I am comfortable with assumptions 1 and 3, but not sure about 2.

1. The heat source is a set of resistors that are attached on the back of the plate and the resistors are glued to the plate and a thick foam of 5 cm is placed on the other side to make sure heat trasnsfer happens through the top surface of the part. There is nothing perfect, It think it a reasonable assumption to say that heat is trasfred only through the top surface of thepart.

2. The computed the film co-efficinet of convection h_con from the Raleigh number for the configuration and the realion between Nusselt number and Raleigh number for a horzionatl plate form literature. You can find this any stanadrd heat transfer testbook.
You can find this calculation from the below link too, by using inputs W=0.06m, L=0.08m, Tp=165°C, Ta=23°C and e(emissivity)=0.1

http://www.thermal-wizard.com/tmwiz/convect/natural/hup-isot/hup-isot.htm

This matches with my hand calculation.
My reason for devaition
The test is done in a draft free room. But 6 samples are tested side by side with a gap of around 20 cms between each other. This could lead to cross-flow conditions occurring to spoil the natural convection boundary layer development, which might render these equations not to be applicable. Would this lead to the devaition I see in the resulst from testing and analytical euqation? Could you please share your insights on that?

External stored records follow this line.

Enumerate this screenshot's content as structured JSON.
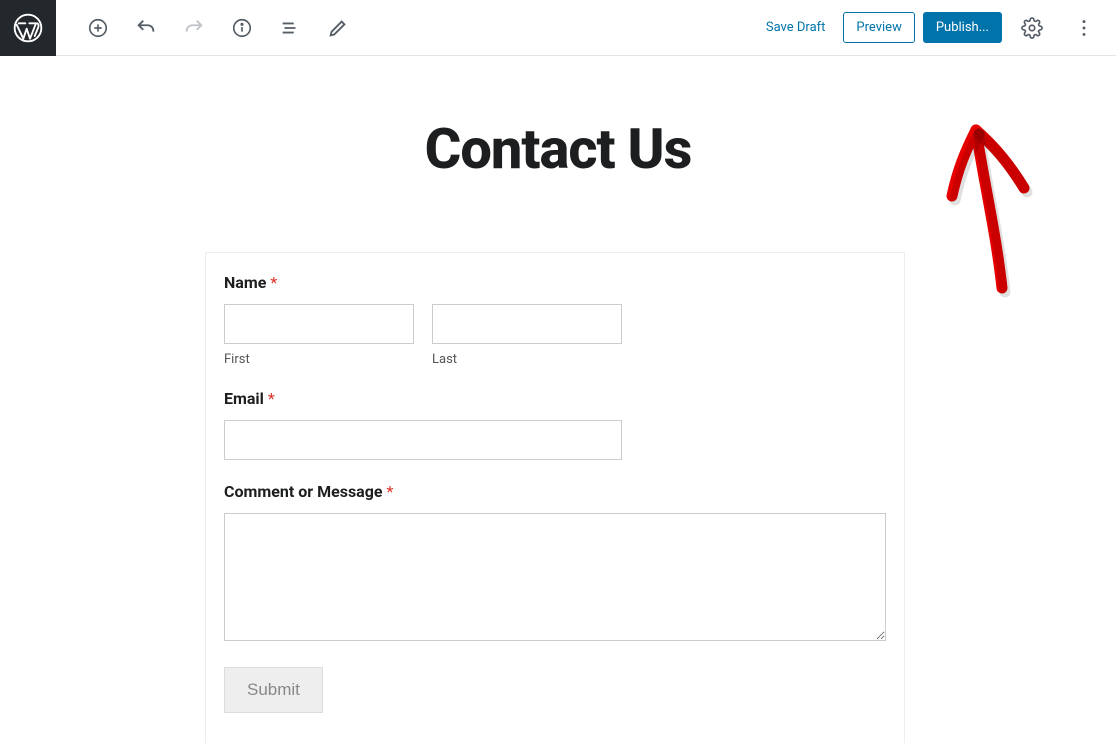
{
  "toolbar": {
    "save_draft": "Save Draft",
    "preview": "Preview",
    "publish": "Publish..."
  },
  "page": {
    "title": "Contact Us"
  },
  "form": {
    "name_label": "Name",
    "first_sub": "First",
    "last_sub": "Last",
    "email_label": "Email",
    "message_label": "Comment or Message",
    "submit_label": "Submit",
    "required_marker": "*"
  }
}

3. The plate is polished Alluminum. We have test data that emissvity of of polished Allumiium is between 0.05 -0.15 and from literature too.
I have used the equation q_rad=sigms(Stefan Boltzmann constant)*e_part(emissivity of the paty)*(T_part^4-T_ambient) and got q_rad= 0.75 watts, for T_part=(135+273)K , T_ambient= (23+273)K , e_part=0.1.
I am comfartable with this assuption too.

@@PREX
How did you come up with a heat transfer co-effcint of 22W/m2. Could you please share?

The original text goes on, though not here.